Des Œuvres en Danger Après l’Incendie
Les œuvres du monastère ont souffert de temperatures élevées dépassant les 800 degrés pendant l’incendie, affectant leur composition chimique. Les fresques de la Sala Capitular, qui suivaient la forme des arcades, ont été arrachées grâce à la technique du strappo. Même après leur sauvegarde, ces œuvres ont subi des pertes irréparables, avec un tiers de la superficie complètement détruite lors de l’incendie.
Préservation dans le Musée National d’Art de Catalogne
Aujourd’hui, les œuvres sont conservées dans un environnement rigoureux au MNAC. Les salles 16 et 17 de ce musée, spécialisé dans l’art roman, sont contrôlées avec précision en matière de climat, d’humidité et de polluants.

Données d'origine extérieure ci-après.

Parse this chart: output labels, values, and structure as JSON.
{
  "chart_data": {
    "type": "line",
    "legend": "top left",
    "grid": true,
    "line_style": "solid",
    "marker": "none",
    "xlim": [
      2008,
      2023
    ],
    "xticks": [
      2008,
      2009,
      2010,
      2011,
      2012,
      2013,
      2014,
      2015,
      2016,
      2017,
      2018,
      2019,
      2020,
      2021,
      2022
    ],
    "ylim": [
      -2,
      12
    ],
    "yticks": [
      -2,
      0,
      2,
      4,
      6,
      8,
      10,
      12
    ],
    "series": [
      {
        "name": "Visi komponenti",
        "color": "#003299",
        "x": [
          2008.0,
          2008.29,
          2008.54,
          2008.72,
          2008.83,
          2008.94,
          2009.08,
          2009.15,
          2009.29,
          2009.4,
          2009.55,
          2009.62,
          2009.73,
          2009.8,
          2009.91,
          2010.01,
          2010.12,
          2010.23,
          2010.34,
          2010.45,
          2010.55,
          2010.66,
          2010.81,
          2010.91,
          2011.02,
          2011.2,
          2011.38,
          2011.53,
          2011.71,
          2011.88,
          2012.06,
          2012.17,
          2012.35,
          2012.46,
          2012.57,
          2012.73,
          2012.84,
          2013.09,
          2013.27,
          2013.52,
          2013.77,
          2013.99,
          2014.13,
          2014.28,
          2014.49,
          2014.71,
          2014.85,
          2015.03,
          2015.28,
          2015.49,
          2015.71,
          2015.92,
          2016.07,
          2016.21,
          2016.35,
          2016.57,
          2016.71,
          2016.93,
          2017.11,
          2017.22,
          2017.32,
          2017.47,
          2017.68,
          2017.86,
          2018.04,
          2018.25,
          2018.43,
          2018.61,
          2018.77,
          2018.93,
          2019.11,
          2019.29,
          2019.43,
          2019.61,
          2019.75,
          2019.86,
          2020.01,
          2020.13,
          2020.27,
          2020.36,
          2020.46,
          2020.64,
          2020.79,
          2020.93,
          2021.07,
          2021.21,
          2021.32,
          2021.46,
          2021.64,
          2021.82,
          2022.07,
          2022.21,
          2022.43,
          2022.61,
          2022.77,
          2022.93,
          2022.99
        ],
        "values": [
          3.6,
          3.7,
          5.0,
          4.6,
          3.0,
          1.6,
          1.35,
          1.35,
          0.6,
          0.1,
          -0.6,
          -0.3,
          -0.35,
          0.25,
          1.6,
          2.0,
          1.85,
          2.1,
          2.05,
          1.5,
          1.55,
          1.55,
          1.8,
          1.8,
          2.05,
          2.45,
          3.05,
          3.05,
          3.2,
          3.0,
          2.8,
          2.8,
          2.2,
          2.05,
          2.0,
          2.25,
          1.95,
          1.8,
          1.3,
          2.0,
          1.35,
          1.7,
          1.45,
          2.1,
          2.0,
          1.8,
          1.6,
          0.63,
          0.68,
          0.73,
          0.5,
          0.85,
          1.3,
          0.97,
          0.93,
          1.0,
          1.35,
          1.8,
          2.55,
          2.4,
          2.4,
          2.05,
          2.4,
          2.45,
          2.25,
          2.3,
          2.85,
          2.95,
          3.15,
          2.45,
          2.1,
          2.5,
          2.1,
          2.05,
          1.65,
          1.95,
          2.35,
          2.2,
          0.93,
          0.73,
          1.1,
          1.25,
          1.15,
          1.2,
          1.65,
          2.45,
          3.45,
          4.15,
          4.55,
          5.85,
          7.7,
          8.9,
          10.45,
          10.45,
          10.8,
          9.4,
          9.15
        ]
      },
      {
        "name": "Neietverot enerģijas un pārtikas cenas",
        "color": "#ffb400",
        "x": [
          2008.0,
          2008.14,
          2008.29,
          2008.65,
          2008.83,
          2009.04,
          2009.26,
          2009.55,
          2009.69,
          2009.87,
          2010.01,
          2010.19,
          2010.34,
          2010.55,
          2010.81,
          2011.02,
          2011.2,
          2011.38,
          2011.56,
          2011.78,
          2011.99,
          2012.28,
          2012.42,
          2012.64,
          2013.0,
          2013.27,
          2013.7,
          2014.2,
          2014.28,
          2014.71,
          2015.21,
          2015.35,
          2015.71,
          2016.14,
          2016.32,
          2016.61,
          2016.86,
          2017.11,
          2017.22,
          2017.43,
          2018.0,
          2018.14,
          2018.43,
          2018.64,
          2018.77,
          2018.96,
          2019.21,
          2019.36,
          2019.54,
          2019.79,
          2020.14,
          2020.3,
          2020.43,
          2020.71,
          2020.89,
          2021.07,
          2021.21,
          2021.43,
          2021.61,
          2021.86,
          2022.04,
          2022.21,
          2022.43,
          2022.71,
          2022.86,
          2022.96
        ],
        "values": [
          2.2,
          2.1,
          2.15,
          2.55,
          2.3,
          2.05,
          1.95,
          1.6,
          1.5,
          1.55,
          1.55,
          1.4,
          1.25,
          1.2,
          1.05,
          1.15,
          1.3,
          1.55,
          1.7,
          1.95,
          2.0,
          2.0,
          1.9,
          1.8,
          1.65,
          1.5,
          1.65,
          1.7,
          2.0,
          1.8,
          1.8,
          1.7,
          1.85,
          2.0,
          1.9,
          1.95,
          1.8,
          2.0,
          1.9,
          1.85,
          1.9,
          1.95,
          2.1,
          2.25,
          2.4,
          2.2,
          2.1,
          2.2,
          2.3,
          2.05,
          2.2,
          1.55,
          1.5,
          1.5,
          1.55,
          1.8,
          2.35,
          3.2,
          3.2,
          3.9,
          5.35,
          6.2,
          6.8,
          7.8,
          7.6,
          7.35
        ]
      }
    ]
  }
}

Tout changement dans ces conditions déclenche des alarmes, car des variations même mineures pourraient causer des dommages irréparables aux œuvres.
Analyse et Récupération des Œuvres
Des analyses récentes ont révélé que les œuvres sont extrêmement sensibles. En juin, une micromesure de peinture a été prélevée, mais elle s’est rapidement dégradée lorsqu’elle a été exposée à des conditions environnementales différentes. D’autres études menées sur des échantillons précédents ont mis en évidence un potentiel de réactivité chimique, avec la formation de sels nocifs nuisant au pigment.
Une Notion de Fragilité
Les restaurateurs utilisent le terme “artefact” pour désigner ces pièces extraordinaires plutôt que de les appeler peinture murale. Cette terminologie souligne la fragilité de la couche de pigment, qui est d’une épaisseur à peine millimétrique. Ce pigment repose sur un adhésif organique, la caseína, fixée sur une toile ancienne, pour ensuite être solidaire d’un support en bois.
La situation du Monastère de Sijena illustre à quel point la lutte pour protéger et préserver notre patrimoine culturel est complexe. Les histoires d’artefacts perdus obligent à réfléchir à la manière dont nous valorisons et préservons notre histoire collective. Les efforts pour restaurer et récupérer ces œuvres sont des témoignages d’une volonté de rendre justice à un passé souvent emporté par les flots du temps et des conflits.